How do you feel about the fact that women now make up roughly half of the New York Philharmonic?

It’s an uncomfortable subject. It was when I joined, and it still is for me. I don’t think that it has anything to do with music. It doesn’t mean anything to me. I don’t think that female composers are any better than men or any worse. I have friends in the orchestra of both genders.

One of your fans was Bernstein, who led the Philharmonic from 1958 to 1969 and once described you as a “source of radiance in the orchestra.”

I remember when Bernstein said he was going to take some time off to compose something special. I had just bought a book about Masada, the ancient fortress in Israel. I wrote him a letter saying, “I think I found a theme for you for an opera or maybe a cello concerto. And if you want, I can loan you my book.” And the next week at rehearsal he stops and he says: “Orin, thank you for your letter. It’s a very good idea.” And all the guys turned and looked at me and I thought, “Oh my God, I’m never going to write him another letter. Never.” And I never did. I was so embarrassed and humiliated.

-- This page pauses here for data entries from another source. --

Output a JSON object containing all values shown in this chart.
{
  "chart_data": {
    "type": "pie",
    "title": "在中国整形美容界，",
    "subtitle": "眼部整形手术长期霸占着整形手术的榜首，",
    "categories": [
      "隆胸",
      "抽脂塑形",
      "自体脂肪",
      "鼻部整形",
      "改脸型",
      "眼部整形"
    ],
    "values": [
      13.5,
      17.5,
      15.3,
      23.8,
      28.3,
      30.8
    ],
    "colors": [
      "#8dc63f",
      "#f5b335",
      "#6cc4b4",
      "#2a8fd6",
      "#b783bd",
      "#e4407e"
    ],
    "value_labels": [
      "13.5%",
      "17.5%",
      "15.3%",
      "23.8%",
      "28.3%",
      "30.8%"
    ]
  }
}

You say in the film that you chose the double bass because you liked being in the background. Was that a reaction to the fame of your parents, George O’Brien and Marguerite Churchill, who were both movie stars in the 1930s?

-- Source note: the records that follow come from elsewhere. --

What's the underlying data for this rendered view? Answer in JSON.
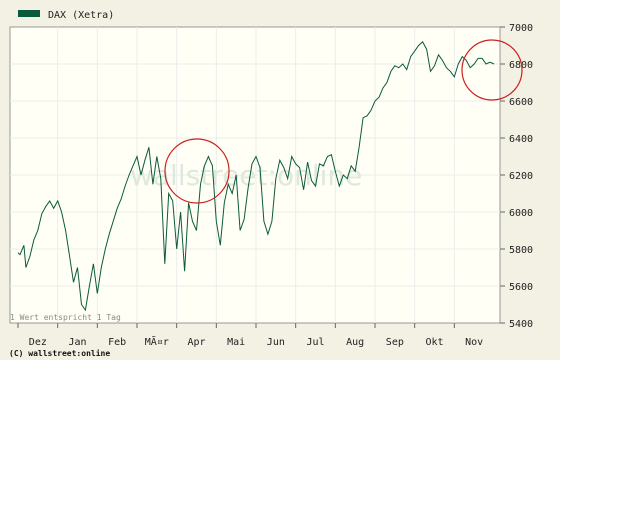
{
  "chart_data": {
    "type": "line",
    "title": "",
    "xlabel": "",
    "ylabel": "",
    "legend": {
      "label": "DAX (Xetra)",
      "position": "top-left",
      "color": "#0b5a3c"
    },
    "ylim": [
      5400,
      7000
    ],
    "yticks": [
      5400,
      5600,
      5800,
      6000,
      6200,
      6400,
      6600,
      6800,
      7000
    ],
    "y_axis_side": "right",
    "grid": true,
    "x_month_labels": [
      "Dez",
      "Jan",
      "Feb",
      "MÃ¤r",
      "Apr",
      "Mai",
      "Jun",
      "Jul",
      "Aug",
      "Sep",
      "Okt",
      "Nov"
    ],
    "x_days_max": 240,
    "series": [
      {
        "name": "DAX (Xetra)",
        "color": "#0b5a3c",
        "x": [
          0,
          1,
          3,
          4,
          6,
          8,
          10,
          12,
          14,
          16,
          18,
          20,
          22,
          24,
          26,
          28,
          30,
          32,
          34,
          36,
          38,
          40,
          42,
          44,
          46,
          48,
          50,
          52,
          54,
          56,
          58,
          60,
          62,
          64,
          66,
          68,
          70,
          72,
          74,
          76,
          78,
          80,
          82,
          84,
          86,
          88,
          90,
          92,
          94,
          96,
          98,
          100,
          102,
          104,
          106,
          108,
          110,
          112,
          114,
          116,
          118,
          120,
          122,
          124,
          126,
          128,
          130,
          132,
          134,
          136,
          138,
          140,
          142,
          144,
          146,
          148,
          150,
          152,
          154,
          156,
          158,
          160,
          162,
          164,
          166,
          168,
          170,
          172,
          174,
          176,
          178,
          180,
          182,
          184,
          186,
          188,
          190,
          192,
          194,
          196,
          198,
          200,
          202,
          204,
          206,
          208,
          210,
          212,
          214,
          216,
          218,
          220,
          222,
          224,
          226,
          228,
          230,
          232,
          234,
          236,
          238,
          240
        ],
        "y": [
          5780,
          5770,
          5820,
          5700,
          5760,
          5850,
          5900,
          5990,
          6030,
          6060,
          6020,
          6060,
          6000,
          5900,
          5760,
          5620,
          5700,
          5500,
          5470,
          5600,
          5720,
          5560,
          5700,
          5800,
          5880,
          5950,
          6020,
          6070,
          6140,
          6200,
          6250,
          6300,
          6200,
          6280,
          6350,
          6150,
          6300,
          6180,
          5720,
          6100,
          6060,
          5800,
          6000,
          5680,
          6050,
          5950,
          5900,
          6150,
          6250,
          6300,
          6250,
          5950,
          5820,
          6050,
          6150,
          6100,
          6200,
          5900,
          5960,
          6130,
          6260,
          6300,
          6240,
          5950,
          5880,
          5950,
          6180,
          6280,
          6240,
          6180,
          6300,
          6260,
          6240,
          6120,
          6270,
          6170,
          6140,
          6260,
          6250,
          6300,
          6310,
          6220,
          6140,
          6200,
          6180,
          6250,
          6220,
          6350,
          6510,
          6520,
          6550,
          6600,
          6620,
          6670,
          6700,
          6760,
          6790,
          6780,
          6800,
          6770,
          6840,
          6870,
          6900,
          6920,
          6880,
          6760,
          6790,
          6850,
          6820,
          6780,
          6760,
          6730,
          6800,
          6840,
          6820,
          6780,
          6800,
          6830,
          6830,
          6800,
          6810,
          6800
        ]
      }
    ],
    "annotations": {
      "wert_note": "1 Wert entspricht 1 Tag",
      "watermark": "wallstreet:online",
      "copyright": "(C) wallstreet:online",
      "circles": [
        "around Apr peak",
        "around Nov peak"
      ]
    }
  }
}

That was definitely part of it. My brother and I would go out to dinner with my father and fans would come up and ask for his autograph. We were bitterly resentful of that because that took him away from us because he loved the attention. “I’d love to sign an autograph.” And we were then deprived of his attention for awhile and we were hurt by that. But you could see that he just reveled in it. He enjoyed the perks of fame and fortune. And my mother probably did, too — she was an actress onstage here in New York before she went to Hollywood. If you’re a bass player, you don’t expect that much attention. And that’s maybe one reason I gravitated to it.

How do you feel about the future of classical music, as cultural institutions work to recover from the pandemic?

I’m a little bit in despair because I see audiences not coming as well-informed as they used to be, and the programming is being watered down. I’m sorry to say, but not every composition is a great composition and the great compositions are still basically the lifeblood of an orchestra: Beethoven, Brahms, Tchaikovsky, Mozart, Haydn, and so on. Sometimes I feel that the real great repertoire is neglected in favor of other things. Musicians need to play the classics.

After you retired from the orchestra, you continued to teach and perform. How do you see the totality of your career?

I just feel so lucky that I was able to do something that I loved all my life, and I was so lucky that I landed in my favorite orchestra. When my father would pick me and my brother up, he would ask, “Are you coming into church?” I would say, “No, I’m going to stay in the car and listen to the New York Philharmonic.” And that’s when I decided music was my religion.

If I can convince my students to love music the way I’ve been lucky to love it — through their whole lives — and if it gives them the same joy it’s given me, that’s all I really would like.